Estas limitaciones se basan en:
1. La privatización del sistema electoral, en el que los senadores y congresistas financian sus campañas primordialmente con fondos provenientes en su gran mayoría de grandes grupos empresariales. Entre ellos están las compañías de seguros privadas (que controlan la gestión de la mayoría de la sanidad) y las compañías farmacéuticas (entre otras) que financian, por ejemplo, el Comité de Financiación del Senado, el comité más importante del Senado en la reforma sanitaria. Su presidente, Baucus, recibió cinco millones de dólares de tales industrias. Los otros cinco miembros claves de tal Comité recibieron cantidades semejantes. Tales empresas financiaron también las candidaturas de Obama. Sólo las compañías de seguros dieron seis millones de dólares a su campaña. Todo esto –que en España se llamaría corrupción– es legal en EEUU. Este sistema de financiación discrimina enormemente a los candidatos de izquierdas que no pueden conseguir los fondos necesarios para competir, durante la campaña electoral, con los otros candidatos en los espacios televisivos, que se venden al mejor postor sin ningún tipo de regulación. Los sindicatos pueden, también, contribuir a la financiación de las campañas, pero sus fondos son minúsculos en comparación con los fondos de las grandes empresas. Es prácticamente imposible que gane un candidato de izquierdas (que cuestione, por ejemplo, el protagonismo de las compañías de seguros en la gestión del sistema sanitario). En ningún país de la OCDE las izquierdas son más débiles que en EEUU (la causa de que no exista un sistema sanitario universal) y ello se debe, en gran parte, a la privatización de las campañas electorales.

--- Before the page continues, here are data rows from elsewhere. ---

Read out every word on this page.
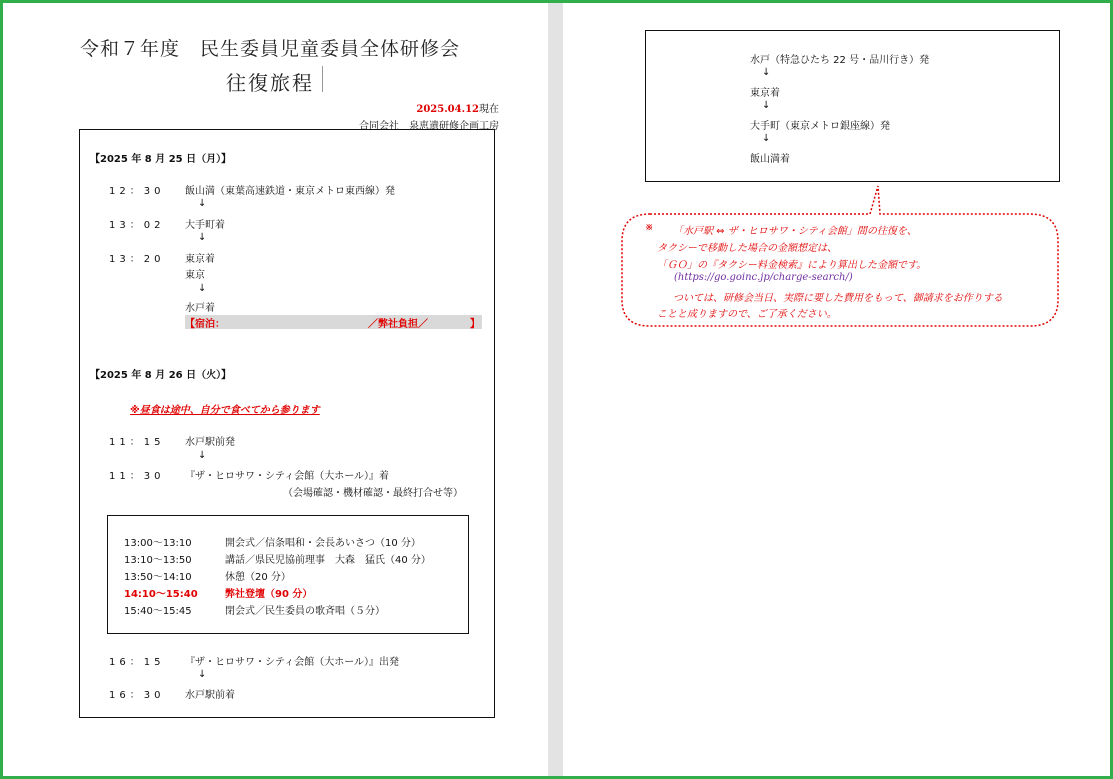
令和７年度　民生委員児童委員全体研修会
往復旅程
2025.04.12現在
合同会社　泉恵遺研修企画工房
【2025 年 8 月 25 日（月）】
12：30 飯山満（東葉高速鉄道・東京メトロ東西線）発
↓
13：02 大手町着
↓
13：20 東京着
東京
↓
水戸着
【宿泊：	／弊社負担／	】
【2025 年 8 月 26 日（火）】
※昼食は途中、自分で食べてから参ります
11：15 水戸駅前発
↓
11：30 『ザ・ヒロサワ・シティ会館（大ホール）』着
（会場確認・機材確認・最終打合せ等）
13:00〜13:10	開会式／信条唱和・会長あいさつ（10 分）
13:10〜13:50	講話／県民児協前理事　大森　猛氏（40 分）
13:50〜14:10	休憩（20 分）
14:10〜15:40	弊社登壇（90 分）
15:40〜15:45	閉会式／民生委員の歌斉唱（５分）
16：15 『ザ・ヒロサワ・シティ会館（大ホール）』出発
↓
16：30 水戸駅前着
水戸（特急ひたち 22 号・品川行き）発
↓
東京着
↓
大手町（東京メトロ銀座線）発
↓
飯山満着
※ 「水戸駅 ⇔ ザ・ヒロサワ・シティ会館」間の往復を、
タクシーで移動した場合の金額想定は、
「ＧＯ」の『タクシー料金検索』により算出した金額です。
(https://go.goinc.jp/charge-search/)
ついては、研修会当日、実際に要した費用をもって、御請求をお作りする
ことと成りますので、ご了承ください。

2. La falta de proporcionalidad en el sistema electoral, lo cual imposibilita la aparición de un tercer partido. Es un sistema mayoritario en el que el que gana (51% del voto) gana todos los delegados, regla encaminada a reproducir un sistema que tenga sólo dos partidos. Los dos, por cierto, dependen para su financiación de aquellos fondos proveídos por las grandes empresas (que en EEUU se llama Corporate Class). Tal falta de proporcionalidad aparece incluso más marcada en el Senado, donde cada Estado, independientemente de su tamaño, tiene dos senadores. Esto da gran poder a los estados pequeños y poco poblados, rurales y más conservadores, a costa de los estados más poblados, urbanos y más progresistas. Así, los seis senadores del citado Comité de Finanzas representan estados que, todos juntos, suman menos del 2% de la población de aquel país. Existe, así, un enorme sesgo conservador en el Senado, poco representativo del sentir popular del país.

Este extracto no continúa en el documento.